How not to think about politics in the age of Trump.

Donald Trump exits Air Force One at the Kentucky Air National Guard Base in Louisville on March 20. Kentucky National Guard Public Affairs Office / Flickr

One of the many reasons I resist the Trump-as-fascist argument is that it often leads to (or accompanies) an inattention to or eclipse of matters of high politics and elite action: the jockeying for position at the highest levels of state, the coalitions and fractures within the dominant regime, the day-to-day events in which policy gets formed and unformed.

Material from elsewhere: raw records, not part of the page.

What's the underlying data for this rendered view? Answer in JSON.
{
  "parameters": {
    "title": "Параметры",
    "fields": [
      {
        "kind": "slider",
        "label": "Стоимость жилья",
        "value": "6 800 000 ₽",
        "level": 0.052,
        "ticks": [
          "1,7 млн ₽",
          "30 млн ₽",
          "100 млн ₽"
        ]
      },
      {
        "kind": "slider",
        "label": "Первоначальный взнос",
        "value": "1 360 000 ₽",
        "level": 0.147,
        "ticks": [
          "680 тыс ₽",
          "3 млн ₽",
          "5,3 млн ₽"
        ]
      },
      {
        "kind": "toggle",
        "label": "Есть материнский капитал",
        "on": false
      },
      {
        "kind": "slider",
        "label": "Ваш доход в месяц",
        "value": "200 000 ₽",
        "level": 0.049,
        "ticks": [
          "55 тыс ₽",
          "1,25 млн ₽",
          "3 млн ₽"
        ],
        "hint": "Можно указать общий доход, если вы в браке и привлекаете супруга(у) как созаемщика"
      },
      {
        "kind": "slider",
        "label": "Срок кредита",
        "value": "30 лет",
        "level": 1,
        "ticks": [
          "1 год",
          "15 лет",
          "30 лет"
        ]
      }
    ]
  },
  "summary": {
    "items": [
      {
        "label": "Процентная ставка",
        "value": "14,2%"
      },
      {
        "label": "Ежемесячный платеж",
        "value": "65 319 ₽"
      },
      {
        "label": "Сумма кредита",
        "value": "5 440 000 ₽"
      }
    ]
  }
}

There’s no intrinsic reason that an invocation of fascism should require that inattention; the best historical studies of fascism don’t ignore these questions at all. In the American context, however, the invocation of that parallel — whether to McCarthyism or now to Trump — often does.

The reason for that, I suspect, is that most people tend to think of fascism as primarily a form of mass politics, that most of the action is on the ground and at the grassroots, far away from the centers of elite power, and that fascism is best studied as a question not of events or policy or elite action but as a simple and straightforward reflection of deep, structural changes in culture, psyche, economy, and society. So the Trump parallel leads people to focus on questions of popular mobilization, the circulation of racist ideas and affects among the working class or lower middle class, long-term changes in the economy, and so on.

The point is not that those questions shouldn’t be studied; they absolutely need to be, not only with respect to fascism but conservatism more generally, which I’ve always insisted is both an elitist politics and a populist politics, an elite politics that mobilizes the mass, often more skillfully than the Left does. But I think for many people, when it comes to fascism and the Right, the question of high politics almost seems irrelevant: it’s just the tail, everything else is the dog.

As my family was driving home yesterday from my niece’s bat mitzvah up in Boston, I was thinking about this relationship between the Trump-as-fascist argument and the inattention to elites and elite action — and behind that, to the day-to-day changing policies and configurations of power in the Trump regime — and reflecting back on a panel I was on last week about Trump, which featured many of these sensibilities and assumptions, and I remembered this passage from Arno Mayer’s Why Did the Heavens Not Darken, a book that — like Michael Rogin’s The Intellectuals and McCarthy — had a profound influence on my approach to politics, even at, particularly at, moments of great political evil:

Moreover, the mass murder of the Jews, more than any other single event, points up to the importance of returning to the contextual study of short-term events. In the wake of Treblinka and Auschwitz it is difficult not to scorn Fernand Braudel’s characterization of short-term events as mere “dust.” Braudel went so far as to imply that short-term events were not worth studying since, unlike long- and medium-range events, they “traverse history as flashes of light” destined instantly to “turn to darkness, often to oblivion.” Pace Braudel and his epigones, I have tried not only to contemplate the circumstances in which millions of Jews — along with millions of non-Jews — were reduced to “dust” in seconds of historical time but also to recapture the evanescent “light” of their torment to illuminate the historical landscape in which it occurred.

As we see the Trump regime begin to erode under the weight of the day-to-day events, as the weaknesses in the regime slowly begin to appear amid its crumbling edifice, and as the regime’s remaining strengths will undoubtedly be revealed in that same day-to-day calculus of power, I hope we can heed Mayer’s dictum. Which applies, as he makes clear, not only to fascism, but to politics more generally.